When you boot up your system, it passes through a sequence of events before presenting you with the login screen. Have you ever checked how long your system takes to boot? Generally, it all occurs within seconds or a few minutes but we do not know the exact time. Sometimes due to some reasons, you might be required to find the exact time your system takes to boot. Regardless of the reason why you want to know it, there is a systemd-analyze utility that can let you know the exact time your Linux system takes to boot.
Although you can use a clock or stopwatch to monitor this time when your system starts booting but that is not feasible for every situation especially for running servers which you can hardly reboot. For instance, if you have a server running critical services and you are required to find the time your system takes to boot. In this case, you need to reboot the server, which cannot be possible at every time.
In this article, you will learn to find how long your Linux system takes to boot and how to reduce this time if it is booting slowly.

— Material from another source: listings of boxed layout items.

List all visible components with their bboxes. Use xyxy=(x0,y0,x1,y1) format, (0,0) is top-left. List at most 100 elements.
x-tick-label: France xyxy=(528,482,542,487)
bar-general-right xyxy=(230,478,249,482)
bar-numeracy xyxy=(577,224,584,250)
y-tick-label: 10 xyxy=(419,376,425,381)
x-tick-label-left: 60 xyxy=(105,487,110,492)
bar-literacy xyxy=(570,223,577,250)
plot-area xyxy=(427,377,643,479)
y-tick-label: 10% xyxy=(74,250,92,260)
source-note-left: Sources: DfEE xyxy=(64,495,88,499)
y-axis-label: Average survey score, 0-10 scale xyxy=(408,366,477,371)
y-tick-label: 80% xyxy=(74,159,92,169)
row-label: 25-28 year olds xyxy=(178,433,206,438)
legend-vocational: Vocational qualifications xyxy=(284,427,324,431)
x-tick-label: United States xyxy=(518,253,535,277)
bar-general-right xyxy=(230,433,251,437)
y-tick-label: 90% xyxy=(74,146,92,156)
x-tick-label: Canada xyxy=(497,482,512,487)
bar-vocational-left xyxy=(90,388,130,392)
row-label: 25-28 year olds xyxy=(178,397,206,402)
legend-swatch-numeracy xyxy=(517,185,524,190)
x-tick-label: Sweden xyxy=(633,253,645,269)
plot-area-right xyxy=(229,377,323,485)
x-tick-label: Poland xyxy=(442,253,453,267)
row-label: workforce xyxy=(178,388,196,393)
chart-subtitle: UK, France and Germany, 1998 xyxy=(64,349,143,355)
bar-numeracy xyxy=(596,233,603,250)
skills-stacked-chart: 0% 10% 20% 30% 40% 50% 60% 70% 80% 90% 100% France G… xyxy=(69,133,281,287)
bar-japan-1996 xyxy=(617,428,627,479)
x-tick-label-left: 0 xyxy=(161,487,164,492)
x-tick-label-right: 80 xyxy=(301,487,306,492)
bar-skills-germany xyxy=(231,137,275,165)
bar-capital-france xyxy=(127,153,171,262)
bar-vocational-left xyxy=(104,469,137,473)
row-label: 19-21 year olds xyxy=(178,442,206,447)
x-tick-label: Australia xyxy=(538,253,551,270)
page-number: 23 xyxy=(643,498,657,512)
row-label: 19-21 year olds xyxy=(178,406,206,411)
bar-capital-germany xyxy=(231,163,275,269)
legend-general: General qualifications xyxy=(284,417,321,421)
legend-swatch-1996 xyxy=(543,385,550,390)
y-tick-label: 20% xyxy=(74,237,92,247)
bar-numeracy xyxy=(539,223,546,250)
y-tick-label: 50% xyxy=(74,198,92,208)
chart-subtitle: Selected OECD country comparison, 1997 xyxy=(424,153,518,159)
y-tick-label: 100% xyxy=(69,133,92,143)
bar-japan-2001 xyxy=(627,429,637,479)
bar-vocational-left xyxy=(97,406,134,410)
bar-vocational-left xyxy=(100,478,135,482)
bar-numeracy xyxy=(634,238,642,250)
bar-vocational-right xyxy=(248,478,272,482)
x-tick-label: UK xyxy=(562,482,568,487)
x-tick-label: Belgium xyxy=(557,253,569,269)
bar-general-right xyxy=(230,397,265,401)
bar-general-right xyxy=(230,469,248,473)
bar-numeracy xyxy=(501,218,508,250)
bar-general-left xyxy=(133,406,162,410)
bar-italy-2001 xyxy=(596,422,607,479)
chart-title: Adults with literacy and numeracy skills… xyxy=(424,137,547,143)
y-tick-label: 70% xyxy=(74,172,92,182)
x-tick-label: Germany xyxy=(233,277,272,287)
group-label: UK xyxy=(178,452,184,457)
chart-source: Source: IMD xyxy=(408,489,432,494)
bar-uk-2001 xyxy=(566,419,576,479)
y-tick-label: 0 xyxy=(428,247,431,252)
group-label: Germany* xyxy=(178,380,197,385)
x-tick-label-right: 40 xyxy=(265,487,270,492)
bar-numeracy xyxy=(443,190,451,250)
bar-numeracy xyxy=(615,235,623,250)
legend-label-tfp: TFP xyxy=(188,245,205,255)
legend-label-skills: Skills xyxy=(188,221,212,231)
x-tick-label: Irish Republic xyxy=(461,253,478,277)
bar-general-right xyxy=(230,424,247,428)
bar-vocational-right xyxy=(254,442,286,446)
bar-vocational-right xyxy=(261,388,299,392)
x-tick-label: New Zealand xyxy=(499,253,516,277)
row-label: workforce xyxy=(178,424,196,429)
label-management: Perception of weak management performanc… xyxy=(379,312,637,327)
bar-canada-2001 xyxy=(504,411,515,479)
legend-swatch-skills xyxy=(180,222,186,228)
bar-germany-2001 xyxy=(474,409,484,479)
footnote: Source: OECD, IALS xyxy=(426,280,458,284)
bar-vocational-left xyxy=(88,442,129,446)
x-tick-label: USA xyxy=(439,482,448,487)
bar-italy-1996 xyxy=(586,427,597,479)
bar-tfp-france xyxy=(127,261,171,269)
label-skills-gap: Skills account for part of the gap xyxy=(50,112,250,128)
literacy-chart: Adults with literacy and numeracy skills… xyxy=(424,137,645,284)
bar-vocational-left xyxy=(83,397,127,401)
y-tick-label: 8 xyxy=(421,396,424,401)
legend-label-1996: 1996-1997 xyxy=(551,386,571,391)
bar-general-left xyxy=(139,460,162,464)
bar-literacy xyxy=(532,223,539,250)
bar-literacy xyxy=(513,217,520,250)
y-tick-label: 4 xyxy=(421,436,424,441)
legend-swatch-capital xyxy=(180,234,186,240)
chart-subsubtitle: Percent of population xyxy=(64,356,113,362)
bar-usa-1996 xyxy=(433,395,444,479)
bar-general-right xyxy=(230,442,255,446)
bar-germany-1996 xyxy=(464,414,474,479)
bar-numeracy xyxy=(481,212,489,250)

- The procedure discussed in this article has been tested on Ubuntu 20.04 LTS. The same procedure can be performed in any Linux distribution with systemd enabled.
- To open the command line Terminal, use the Ctrl+Alt+T keyboard shortcut.
What is systemd-analyze?
Systemd-analyze is a tool that can be used to learn the system’s last boot up statistics. With the systemd-analyze tool, you can find the information about how much time the system took to boot and also how much time each unit took to start. Fortunately, you do not need to install this tool, as it is a built-in systemd tool. You can verify it using the following command in Terminal:
$ which systems-analyze
The output will display the full path of the executable command.

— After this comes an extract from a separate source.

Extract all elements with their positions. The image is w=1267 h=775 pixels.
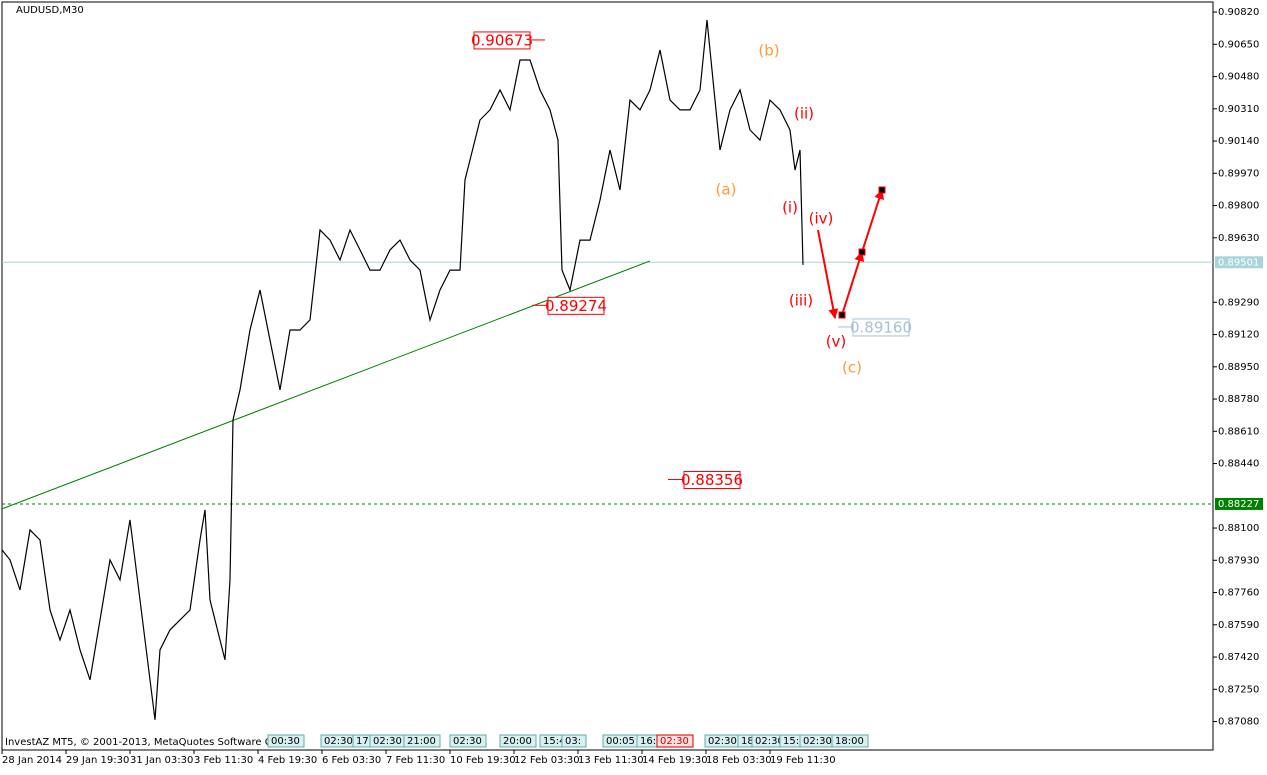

Finding the time system takes to boot
In order to find the time system takes to boot, simply type system-analyze without any command-line argument in the Terminal:
When you execute the above command, the systemd-analyze tool computes the time taken by the system until the boot is completed, broken down into kernel and userspace.
As you can see in the above screenshot, the total boot time of our system is 32.378 s. seconds and is broken down into:
- Kernel: 6.074s
- Userspace: 26.304s
Investigate/Troubleshoot slow bootup
If boot time is higher, you need to find which service is slowing down the boot process. You can find it using the systemd-analyze blame command. This command lists all the running services that started at the boot time along with the time they took. With this information, you can optimize the system’s boot time.
Issue the following command in Terminal in order to find which service to blame for the slow booting process:
$ sudo systemd-analyze blame
This command lists the services started at the boot time along with the time each service took to initialize. The list is sorted by the elapsed time in the descending order.
The blame list can be quite long, usually, the first 10 entries are enough to find the highly time taking services. Therefore, pipe the output of the above command to “head” command as follows:
$ sudo systemd-analyze blame | head
You can also print the output in the form of a tree of the time-critical chain of events. Issue the following command in Terminal to do so:
$ systemd-analyze critical-chain
In the output, you will see a chain of events sorted by the time (when the service became active) in the descending order. The value after the“@” character in each event is the time when the service became active. While the value after the “+” character in each unit shows the time the service took to start.
From the output you received from the above commands, you can easily find out which service takes longer to start and in return causing your system to boot slowly. Start from the top and disable the services that took longer to start as long as they are not required to start at boot. Moreover, disable all the services which although takes less time but are not required at boot as they also affect the system boot time.
In order to disable any service, use the following syntax:
$ sudo systemctl disable service-name
That is all there is to it! In this article, you have learned how to use the systemd built-in tool to find out the time your system takes to boot. If it is taking longer to boot, you can also find those services which are responsible for it and disable them to improve bootup time. However, note that some default services are required to start at boot, so it is not recommended to disable any service without knowing what it actually does, otherwise, you might get into trouble.